PCAI is happy to announce its partnership with KW Institute for Contemporary Art on the occasion of KW Digital and the Last Museum. This new program consolidates KW’s commitment to exploring the cultural implications of digital change through creative and critical means. KW Digital opens with The Last Museum curated by Nadim Samman (April 30–June 6, 2021), a website-specific exhibition. Further outputs in 2021 include the online program Open Secret (July 2–December 19, 2021) and the formalization of an enhanced online mediation program initiated at the start of COVID-19.

The Last Museum will tour as a “pop-up exhibition” on partner institution’s websites. Each touring iteration will acquire a new chapter—with an additional artist/site from the host institution’s country added to the navigable sequence. The Last Museum will be hosted by PCAI website from September 16 to October 16, 2021.


Artists: Nora Al-Badri, Nicole Foreshew, Juliana Cerqueira Leite, Jakrawal Nilthamrong, Zohra Opoku, Charles Stankievech

The Last Museum simultaneously unfolds across six continents and the virtual realm. Principally accessed through www.kw-berlin.de/thelastmuseum, the exhibition features all-new commissions that blur the line between cinema and sculpture, while exploring the potential of web-site-specificity.

The Last Museum’s site is a layered reality or (to borrow a term from computational engineering) a “stack.” This stack encompasses land, sculpture, code-user experience, metadata, and still more softer specificities. In this respect, each artwork is a vector that intersects with the website’s various layers. Each artist was commissioned to author a sculptural group, to be installed at a physical site of their own choosing. The choice was only limited by a request that it be associated with communications infrastructure.
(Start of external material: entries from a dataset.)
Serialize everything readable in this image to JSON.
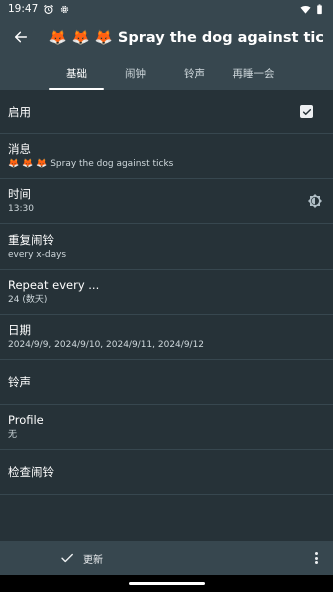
{
  "status_bar": {
    "time": "19:47",
    "left_icons": [
      "alarm-icon",
      "settings-icon"
    ],
    "right_icons": [
      "wifi-icon",
      "battery-icon"
    ]
  },
  "app_bar": {
    "back_icon": "arrow-left-icon",
    "title": "🦊 🦊 🦊 Spray the dog against ticks"
  },
  "tabs": [
    {
      "label": "基础",
      "active": true
    },
    {
      "label": "闹钟",
      "active": false
    },
    {
      "label": "铃声",
      "active": false
    },
    {
      "label": "再睡一会",
      "active": false
    }
  ],
  "rows": {
    "enabled": {
      "label": "启用",
      "checked": true
    },
    "message": {
      "label": "消息",
      "value": "🦊 🦊 🦊 Spray the dog against ticks"
    },
    "time": {
      "label": "时间",
      "value": "13:30",
      "icon": "brightness-icon"
    },
    "repeat_alarm": {
      "label": "重复闹铃",
      "value": "every x-days"
    },
    "repeat_every": {
      "label": "Repeat every ...",
      "value": "24 (数天)"
    },
    "date": {
      "label": "日期",
      "value": "2024/9/9, 2024/9/10, 2024/9/11, 2024/9/12"
    },
    "ringtone": {
      "label": "铃声"
    },
    "profile": {
      "label": "Profile",
      "value": "无"
    },
    "check_alarm": {
      "label": "检查闹铃"
    }
  },
  "bottom_bar": {
    "update_label": "更新",
    "update_icon": "check-icon",
    "more_icon": "more-vert-icon"
  }
}
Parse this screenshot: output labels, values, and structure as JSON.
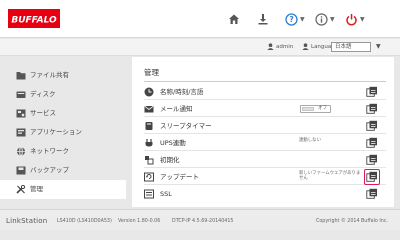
{
  "header": {
    "brand": "BUFFALO",
    "help_icon": "help-icon",
    "info_icon": "info-icon",
    "power_icon": "power-icon"
  },
  "userbar": {
    "user": "admin",
    "language_label": "Language",
    "language_value": "日本語"
  },
  "sidebar": {
    "items": [
      {
        "label": "ファイル共有",
        "icon": "folder-icon"
      },
      {
        "label": "ディスク",
        "icon": "disk-icon"
      },
      {
        "label": "サービス",
        "icon": "services-icon"
      },
      {
        "label": "アプリケーション",
        "icon": "application-icon"
      },
      {
        "label": "ネットワーク",
        "icon": "network-icon"
      },
      {
        "label": "バックアップ",
        "icon": "backup-icon"
      },
      {
        "label": "管理",
        "icon": "tools-icon"
      }
    ]
  },
  "main": {
    "title": "管理",
    "rows": [
      {
        "label": "名称/時刻/言語",
        "icon": "clock-icon"
      },
      {
        "label": "メール通知",
        "icon": "mail-icon",
        "toggle_text": "オフ"
      },
      {
        "label": "スリープタイマー",
        "icon": "sleep-icon"
      },
      {
        "label": "UPS連動",
        "icon": "ups-icon",
        "status": "連動しない"
      },
      {
        "label": "初期化",
        "icon": "init-icon"
      },
      {
        "label": "アップデート",
        "icon": "update-icon",
        "status_line1": "新しいファームウェアがありま",
        "status_line2": "せん"
      },
      {
        "label": "SSL",
        "icon": "ssl-icon"
      }
    ]
  },
  "footer": {
    "brand": "LinkStation",
    "model": "LS410D (LS410D0A53)",
    "version": "Version 1.80-0.06",
    "dtcp": "DTCP-IP 4.5.69-20140415",
    "copyright": "Copyright © 2014 Buffalo Inc."
  },
  "colors": {
    "brand_red": "#e60012",
    "help_blue": "#2f7fd3",
    "power_red": "#d42020",
    "highlight": "#e0185a"
  }
}
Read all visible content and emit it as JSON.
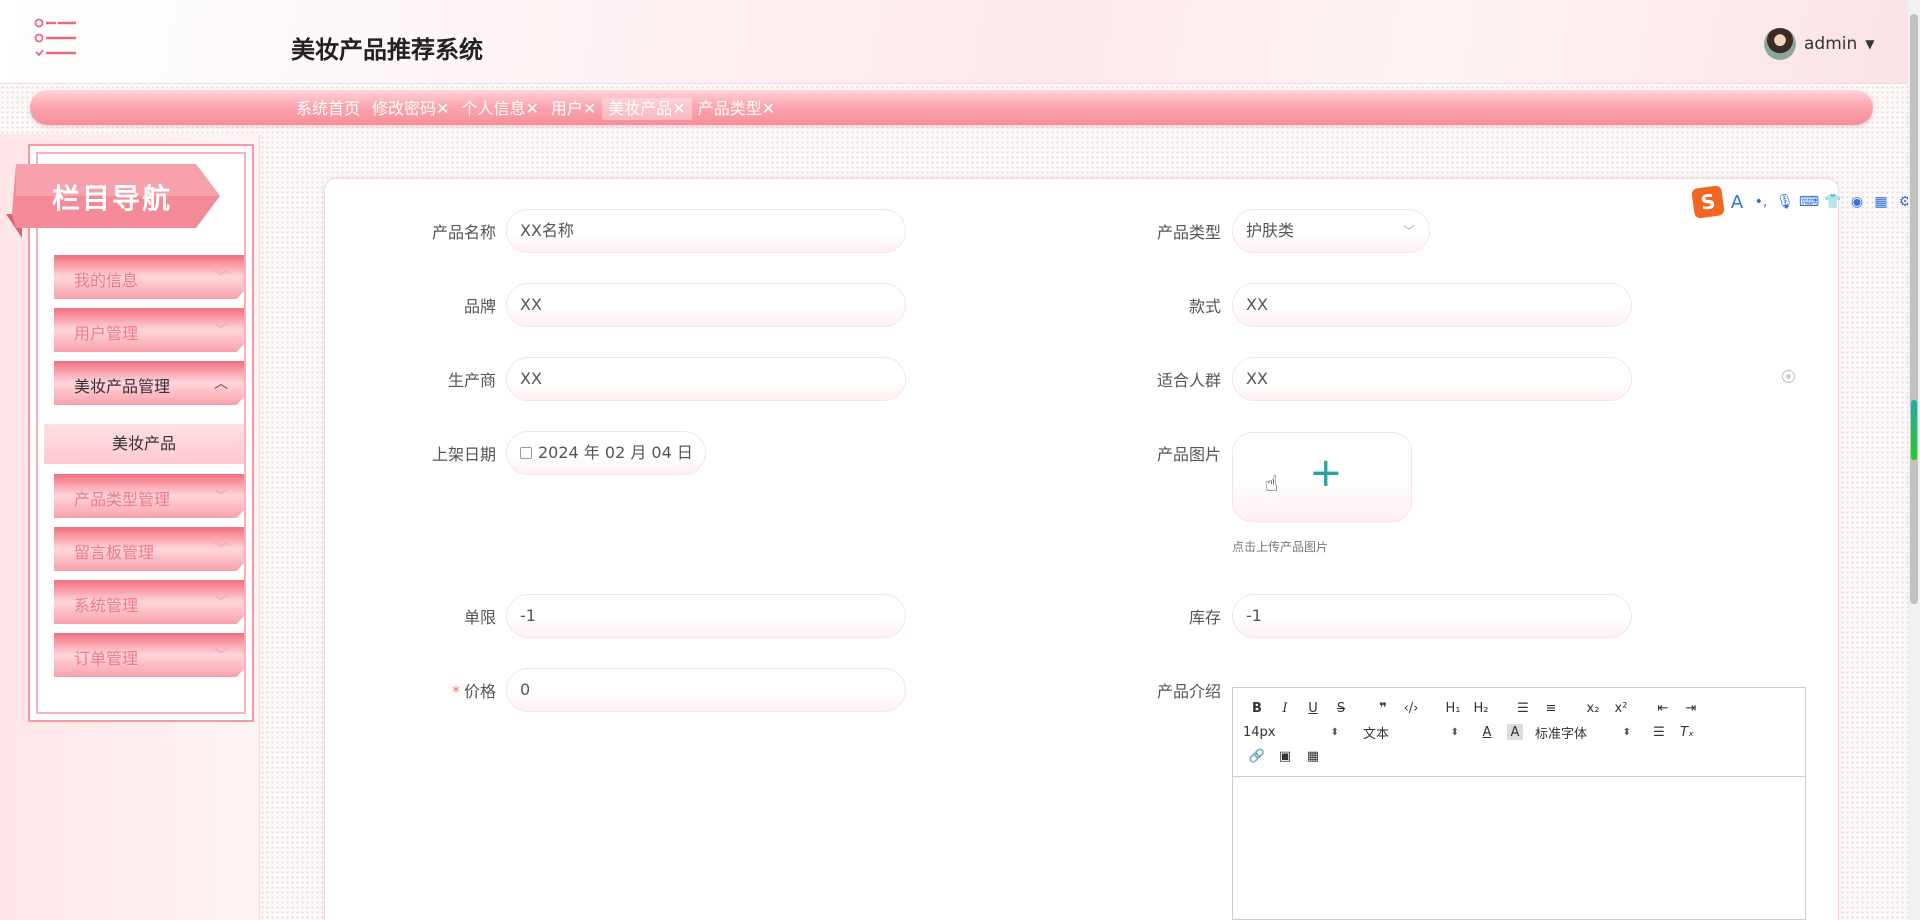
{
  "header": {
    "title": "美妆产品推荐系统",
    "user": "admin"
  },
  "tabs": [
    {
      "label": "系统首页"
    },
    {
      "label": "修改密码✕"
    },
    {
      "label": "个人信息✕"
    },
    {
      "label": "用户✕"
    },
    {
      "label": "美妆产品✕"
    },
    {
      "label": "产品类型✕"
    }
  ],
  "sidebar": {
    "banner": "栏目导航",
    "items": [
      {
        "label": "我的信息"
      },
      {
        "label": "用户管理"
      },
      {
        "label": "美妆产品管理"
      },
      {
        "label": "产品类型管理"
      },
      {
        "label": "留言板管理"
      },
      {
        "label": "系统管理"
      },
      {
        "label": "订单管理"
      }
    ],
    "sub_active": "美妆产品"
  },
  "form": {
    "name_label": "产品名称",
    "name_value": "XX名称",
    "type_label": "产品类型",
    "type_value": "护肤类",
    "brand_label": "品牌",
    "brand_value": "XX",
    "style_label": "款式",
    "style_value": "XX",
    "maker_label": "生产商",
    "maker_value": "XX",
    "crowd_label": "适合人群",
    "crowd_value": "XX",
    "date_label": "上架日期",
    "date_value": "2024 年 02 月 04 日",
    "image_label": "产品图片",
    "upload_tip": "点击上传产品图片",
    "limit_label": "单限",
    "limit_value": "-1",
    "stock_label": "库存",
    "stock_value": "-1",
    "price_req": "*",
    "price_label": "价格",
    "price_value": "0",
    "intro_label": "产品介绍"
  },
  "editor": {
    "font_size": "14px",
    "text_style": "文本",
    "font_family": "标准字体"
  },
  "colors": {
    "accent": "#f58e9a",
    "upload_plus": "#26a69a"
  }
}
Final locations ended up highlighting both technical and more esoteric resources for connectivity. They included a notorious hacker space in Berlin, Indigenous land in rural Australia, a popular electronics mall in downtown São Paulo, a Cosmic Ray Research Station in the Rocky Mountains, a half-built mortuary in Accra, Ghana, and burning fields in Chiang Mai, Thailand. Each sculptural intervention was videoed by the artists and the resulting clips were handed over to a coder, before being brought together by a digital way-finding protocol. The outcome, debuting as a pop-up window on the KW start page, is a website experience that unfolds as an interactive sequence of objects and places, navigable using bespoke tools. At times, these tools amount to additional (digital) artworks.

Zohra Opoku and Nora Al-Badri deploy sign systems that were once undecipherable (in the form of Ancient Egyptian hieroglyphics). Charles Stankievech (in addition to Al-Badri) also makes use of Mesopotamian cuneiform. Closer to home, the Wiradjuri artist Nicole Foreshew highlights indigenous communications that resist the colonial gaze—through her work with “message sticks.” The Last Museum imagines information transmission across the historical longue durée, dramatizing points of intersection with emerging technologies, (body) politics, and the global economy. As it does so, a leitmotif of displacement, limbo, loss, and undeath plays out.